Seven others, including one pedestrian, sustained injuries that were not life threatening in the accident, in which two of the cars involved careened onto a sidewalk, authorities said.
At the intersection, which is located near Fujisaki Station on the Fukuoka City Subway network, parts of damaged vehicles were seen scattered about the road, with one vehicle flipped upside down in front of a cram school and the hood of another car heavily damaged.
Police said Kojima’s car collided with a vehicle some 600 meters before the intersection. It traveled in the opposite lane before entering the intersection and no skid marks made by his car were found on the road surface, according to investigators.
“I heard a loud bang, like something exploded,” said a 20-year-old woman who works at a restaurant near the scene.
The accident occurred in an area where a number of restaurants and offices are located, in the city’s Sawara Ward.
Acquaintances reported that Kojima had just recently commented on how he would likely need to hand in his driver’s license due to the number of accidents seen lately involving elderly drivers.
One of them was Nobuyuki Kuroiwa, 77, who had known Kojima for more than a decade. He said he recently had a chat with him about quitting driving once and for all. “This came right out of the blue.
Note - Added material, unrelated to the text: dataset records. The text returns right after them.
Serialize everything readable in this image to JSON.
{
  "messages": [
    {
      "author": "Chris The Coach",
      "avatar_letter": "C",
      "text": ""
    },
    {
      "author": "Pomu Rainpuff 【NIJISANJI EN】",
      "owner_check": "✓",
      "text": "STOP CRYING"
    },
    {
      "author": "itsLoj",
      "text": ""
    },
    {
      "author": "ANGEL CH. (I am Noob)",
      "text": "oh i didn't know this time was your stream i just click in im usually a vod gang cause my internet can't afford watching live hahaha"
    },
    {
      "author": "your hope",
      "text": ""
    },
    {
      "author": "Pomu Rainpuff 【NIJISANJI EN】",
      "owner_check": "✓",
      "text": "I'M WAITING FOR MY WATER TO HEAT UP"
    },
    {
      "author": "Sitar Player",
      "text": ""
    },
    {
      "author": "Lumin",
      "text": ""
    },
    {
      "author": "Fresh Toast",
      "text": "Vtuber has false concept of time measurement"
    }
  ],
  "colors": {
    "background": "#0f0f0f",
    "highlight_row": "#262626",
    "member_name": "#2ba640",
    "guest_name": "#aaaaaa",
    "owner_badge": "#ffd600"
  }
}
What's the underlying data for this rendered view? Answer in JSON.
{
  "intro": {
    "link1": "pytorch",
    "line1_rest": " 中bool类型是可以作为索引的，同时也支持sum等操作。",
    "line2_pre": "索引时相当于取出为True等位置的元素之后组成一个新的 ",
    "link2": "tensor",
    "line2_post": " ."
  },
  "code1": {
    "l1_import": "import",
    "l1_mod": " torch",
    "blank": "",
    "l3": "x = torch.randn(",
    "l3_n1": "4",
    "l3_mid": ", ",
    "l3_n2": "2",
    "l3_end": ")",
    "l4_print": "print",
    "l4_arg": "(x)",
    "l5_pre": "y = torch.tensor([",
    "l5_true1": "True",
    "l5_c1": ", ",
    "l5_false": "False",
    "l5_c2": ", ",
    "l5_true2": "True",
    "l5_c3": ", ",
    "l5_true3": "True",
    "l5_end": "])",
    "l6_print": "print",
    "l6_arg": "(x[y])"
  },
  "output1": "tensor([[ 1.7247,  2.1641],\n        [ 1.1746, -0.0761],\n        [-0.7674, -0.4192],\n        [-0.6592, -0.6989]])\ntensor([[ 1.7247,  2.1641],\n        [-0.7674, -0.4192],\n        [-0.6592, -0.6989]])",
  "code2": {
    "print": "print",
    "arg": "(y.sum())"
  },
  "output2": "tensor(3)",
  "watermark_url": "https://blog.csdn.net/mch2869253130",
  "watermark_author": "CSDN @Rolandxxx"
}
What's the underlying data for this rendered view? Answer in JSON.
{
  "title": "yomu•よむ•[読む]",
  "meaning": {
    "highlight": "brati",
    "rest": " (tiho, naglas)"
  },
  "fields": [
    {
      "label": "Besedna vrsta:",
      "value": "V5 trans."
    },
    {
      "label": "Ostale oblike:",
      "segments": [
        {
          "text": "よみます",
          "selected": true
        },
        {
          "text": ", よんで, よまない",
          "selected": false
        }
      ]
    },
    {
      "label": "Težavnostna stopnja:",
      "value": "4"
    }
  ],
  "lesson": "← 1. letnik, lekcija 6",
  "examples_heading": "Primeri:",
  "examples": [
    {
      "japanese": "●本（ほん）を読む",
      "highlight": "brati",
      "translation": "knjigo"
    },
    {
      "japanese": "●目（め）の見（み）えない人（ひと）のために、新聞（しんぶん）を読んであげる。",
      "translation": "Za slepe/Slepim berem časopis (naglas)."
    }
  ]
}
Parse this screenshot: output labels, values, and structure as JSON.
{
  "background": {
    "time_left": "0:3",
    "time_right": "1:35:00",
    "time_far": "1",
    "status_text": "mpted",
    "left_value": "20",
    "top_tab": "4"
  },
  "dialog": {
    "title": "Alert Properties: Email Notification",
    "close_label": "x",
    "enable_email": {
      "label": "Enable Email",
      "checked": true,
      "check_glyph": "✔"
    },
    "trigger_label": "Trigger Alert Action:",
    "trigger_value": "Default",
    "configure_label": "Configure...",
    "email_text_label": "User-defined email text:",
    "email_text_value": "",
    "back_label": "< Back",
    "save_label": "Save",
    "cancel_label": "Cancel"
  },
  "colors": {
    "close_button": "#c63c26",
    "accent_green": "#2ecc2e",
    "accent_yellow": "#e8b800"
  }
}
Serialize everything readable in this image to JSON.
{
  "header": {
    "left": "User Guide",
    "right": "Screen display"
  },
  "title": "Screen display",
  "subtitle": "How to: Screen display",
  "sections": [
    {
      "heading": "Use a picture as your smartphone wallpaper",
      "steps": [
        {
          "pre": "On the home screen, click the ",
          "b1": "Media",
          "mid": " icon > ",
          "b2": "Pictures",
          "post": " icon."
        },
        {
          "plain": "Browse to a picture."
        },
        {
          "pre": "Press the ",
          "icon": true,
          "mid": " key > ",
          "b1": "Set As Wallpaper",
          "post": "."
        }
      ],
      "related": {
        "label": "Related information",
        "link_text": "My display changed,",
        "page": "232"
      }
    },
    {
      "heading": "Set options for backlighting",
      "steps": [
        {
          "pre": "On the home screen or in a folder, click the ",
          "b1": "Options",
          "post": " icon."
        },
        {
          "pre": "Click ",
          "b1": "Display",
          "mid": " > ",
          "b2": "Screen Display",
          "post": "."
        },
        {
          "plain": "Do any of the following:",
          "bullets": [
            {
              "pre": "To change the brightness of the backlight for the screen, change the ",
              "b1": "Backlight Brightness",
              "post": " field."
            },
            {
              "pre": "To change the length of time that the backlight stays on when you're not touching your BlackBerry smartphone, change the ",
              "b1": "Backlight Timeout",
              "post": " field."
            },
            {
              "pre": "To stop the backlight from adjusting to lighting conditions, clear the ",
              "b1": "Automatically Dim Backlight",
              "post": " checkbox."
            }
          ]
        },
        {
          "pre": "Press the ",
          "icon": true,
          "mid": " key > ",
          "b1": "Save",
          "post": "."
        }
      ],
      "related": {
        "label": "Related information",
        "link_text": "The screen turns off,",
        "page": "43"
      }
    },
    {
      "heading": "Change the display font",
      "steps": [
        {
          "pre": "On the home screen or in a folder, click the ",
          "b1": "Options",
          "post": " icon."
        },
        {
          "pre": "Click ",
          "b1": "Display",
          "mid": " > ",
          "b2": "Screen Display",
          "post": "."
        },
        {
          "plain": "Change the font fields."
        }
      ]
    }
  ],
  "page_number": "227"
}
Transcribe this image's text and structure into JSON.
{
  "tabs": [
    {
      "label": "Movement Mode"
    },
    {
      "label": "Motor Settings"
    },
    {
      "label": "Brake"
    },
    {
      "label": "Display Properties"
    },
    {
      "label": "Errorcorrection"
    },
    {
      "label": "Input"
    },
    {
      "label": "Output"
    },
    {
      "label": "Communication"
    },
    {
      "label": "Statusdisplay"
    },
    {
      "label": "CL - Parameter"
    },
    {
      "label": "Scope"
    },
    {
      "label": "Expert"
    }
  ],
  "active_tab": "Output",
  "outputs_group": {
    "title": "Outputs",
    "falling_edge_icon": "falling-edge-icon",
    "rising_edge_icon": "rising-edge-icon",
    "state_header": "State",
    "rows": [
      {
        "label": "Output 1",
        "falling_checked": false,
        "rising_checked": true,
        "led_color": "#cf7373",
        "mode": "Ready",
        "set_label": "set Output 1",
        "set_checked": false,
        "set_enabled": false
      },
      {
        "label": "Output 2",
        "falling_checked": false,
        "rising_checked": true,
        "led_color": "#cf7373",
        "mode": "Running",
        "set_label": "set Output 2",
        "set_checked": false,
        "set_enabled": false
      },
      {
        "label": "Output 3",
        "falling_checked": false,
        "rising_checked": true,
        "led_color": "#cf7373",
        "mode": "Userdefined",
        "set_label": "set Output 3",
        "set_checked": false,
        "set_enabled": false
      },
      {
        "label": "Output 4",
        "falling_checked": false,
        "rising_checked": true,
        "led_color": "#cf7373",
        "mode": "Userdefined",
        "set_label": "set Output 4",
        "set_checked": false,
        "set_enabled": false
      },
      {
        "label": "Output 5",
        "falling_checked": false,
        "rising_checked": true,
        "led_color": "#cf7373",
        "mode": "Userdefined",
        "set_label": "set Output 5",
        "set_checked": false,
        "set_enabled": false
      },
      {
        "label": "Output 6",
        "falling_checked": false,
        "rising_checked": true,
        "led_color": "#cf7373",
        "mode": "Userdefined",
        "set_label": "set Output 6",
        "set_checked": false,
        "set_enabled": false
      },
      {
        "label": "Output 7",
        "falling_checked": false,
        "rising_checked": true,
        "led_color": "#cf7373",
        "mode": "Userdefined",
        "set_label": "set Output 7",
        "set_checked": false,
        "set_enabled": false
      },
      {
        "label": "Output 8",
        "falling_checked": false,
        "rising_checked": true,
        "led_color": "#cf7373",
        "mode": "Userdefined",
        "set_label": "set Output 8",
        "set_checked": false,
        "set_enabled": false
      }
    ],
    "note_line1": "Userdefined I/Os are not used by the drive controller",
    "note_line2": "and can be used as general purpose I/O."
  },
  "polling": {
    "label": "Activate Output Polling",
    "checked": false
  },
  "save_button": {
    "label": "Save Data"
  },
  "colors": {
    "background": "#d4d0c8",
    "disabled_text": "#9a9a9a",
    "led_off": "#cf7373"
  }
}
It really hurts because he was a precious friend,” Kuroiwa said.
A woman in her 40s who lived near the couple said Kojima served as the head of the neighborhood council and displayed much enthusiasm for community activities.
“I can’t believe this happened to them,” she said in shock.
Yukio Maeda, 64, another acquaintance, said Kojima “always cared about his health” because he wanted to continue golfing, his lifetime hobby, as long as he could.
Tuesday’s accident came just days after the Tokyo Metropolitan Public Safety Commission said it would revoke the driver’s license of an 87-year-old man whose car hit and killed a 31-year-old woman and her 3-year-old daughter in the Ikebukuro district of Tokyo in April.
One in 4 people aged 80 or older still drive, according to a government survey released Tuesday on the transport habits of those aged 60 or above.